I saw redemption most especially in the abiding and deep friendship – excuse me, fellowship – of Tolkien, Geoffrey, Christopher, and Robert. These boys, although they had their quarrels, were committed to one another deeply. They were there for one another, even when they disagreed.
(A review I read pointed out that this film highlighted that an intense love for art and beauty does not have to be born out of sorrow. Sorrow usually intensifies that love, but art speaks to the soul, so our love for it may be born out of joy or sorrow – or any emotion that takes us to the edge of eternity for that matter.)
I also saw the redemption theme in Tolkien and Edith’s relationship. Neither one of them was willing to give up on the other, they pushed each other to be the best version of themselves they could be.
And ultimately, Tolkien redeemed what was lost in the war. Unlike other writers of the lost generation (rightfully called so as WWI took the lives of 40 million young men), Tolkien’s writing was not haunted with despair, confusion, and existentialism as the works of Hemingway, Fitzgerald, and Eliot were. He brought to his writings the memories that were made beautiful by sorrow and redeemed them with a wonder for creation and an abiding belief in the necessity of imagination.
Something about WWI strikes a chord deep within me. WWII is horrific, yes, there is absolutely nothing like it. But something about the promising lives of these young men and women being torn to pieces over something as petty as tangled alliances, militarism, and nationalism makes me weep. 40 million lives lost. 40 million. Over what?
It’s a wonder Tolkien was able to emerge from that atrocity and write the stories everyone knows and loves today. He infused his stories with redemption, imagination, and fellowship – that is what speaks to those who’ve read them.
(I know I know, I haven’t actually read them, but I’ve seen the movies okayyy? And I know plenty of people who gush about LOTR.)
As I watched Tolkien I was reminded of his quote “Everything sad is coming untrue.”
Contrary to some of the more cynical movie critics out there, I thought the film was infused with the wonder Tolkien had for life and the redemption he saw. I did wish, however, more of his faith would have been portrayed in the film.
That being said, the theme of redemption reminded me of the ultimate redemption we have in Christ.
(Wow, this review got long really fast, I didn’t know I had this much to say about this movie. Sorry folks.)
Aside from all the thematic stuff, the movie itself was enjoyable and very aesthetic.
In the end, I thought Tolkien highlighted how our lives and the lives of those nearest us intertwine and change us. It really astounds me when I ponder that actually. The movie handled this theme with such care that I found myself crying more than once.
Anyways, I could go on, but then I’d bore you all with my ramblings.
It’s a great film and, while it’s not without flaws, it overflows with redemption.

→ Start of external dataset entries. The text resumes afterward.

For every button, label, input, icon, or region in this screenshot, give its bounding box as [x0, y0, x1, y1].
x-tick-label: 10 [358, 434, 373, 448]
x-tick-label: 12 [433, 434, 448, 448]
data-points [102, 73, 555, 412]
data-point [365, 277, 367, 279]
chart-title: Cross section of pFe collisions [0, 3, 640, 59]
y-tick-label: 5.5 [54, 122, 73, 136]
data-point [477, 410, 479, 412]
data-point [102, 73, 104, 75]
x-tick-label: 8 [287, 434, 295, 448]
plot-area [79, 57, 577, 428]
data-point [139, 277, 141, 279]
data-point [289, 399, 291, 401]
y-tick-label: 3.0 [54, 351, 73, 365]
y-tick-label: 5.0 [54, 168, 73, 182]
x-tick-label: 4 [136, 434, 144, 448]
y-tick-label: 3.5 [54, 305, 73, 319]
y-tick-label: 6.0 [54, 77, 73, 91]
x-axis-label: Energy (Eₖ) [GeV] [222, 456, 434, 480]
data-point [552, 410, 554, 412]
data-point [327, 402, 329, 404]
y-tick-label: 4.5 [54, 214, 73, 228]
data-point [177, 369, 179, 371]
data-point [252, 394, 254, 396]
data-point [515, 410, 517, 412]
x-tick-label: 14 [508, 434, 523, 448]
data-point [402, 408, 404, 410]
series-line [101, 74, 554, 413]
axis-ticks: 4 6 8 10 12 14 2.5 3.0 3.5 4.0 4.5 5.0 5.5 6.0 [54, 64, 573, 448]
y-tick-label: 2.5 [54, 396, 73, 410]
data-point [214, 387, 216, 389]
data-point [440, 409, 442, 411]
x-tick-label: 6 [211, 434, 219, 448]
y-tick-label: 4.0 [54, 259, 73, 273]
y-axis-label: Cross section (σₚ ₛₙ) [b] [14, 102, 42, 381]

And it touched me very deeply. So go buy yourself a movie ticket.
A review much more eloquent than mine:
“Tolkien’s enduring contribution is precisely this wisdom—that in a world obsessed with the new, the industrial, and the pragmatic, preservation of the ancient ways, and the beauty that seems superfluous, takes on a radical importance. We need stories of hobbits and wizards and magic rings precisely because we don’t need them. We need the creative arts in all their fantastical createdness because they bear witness to what it means to be human. As Tolkien wrote in his essay “On Fairy Stories,” “Fantasy remains a human right: we make in our measure and in our derivative mode, because we are made: and not only made, but made in the image and likeness of a Maker.”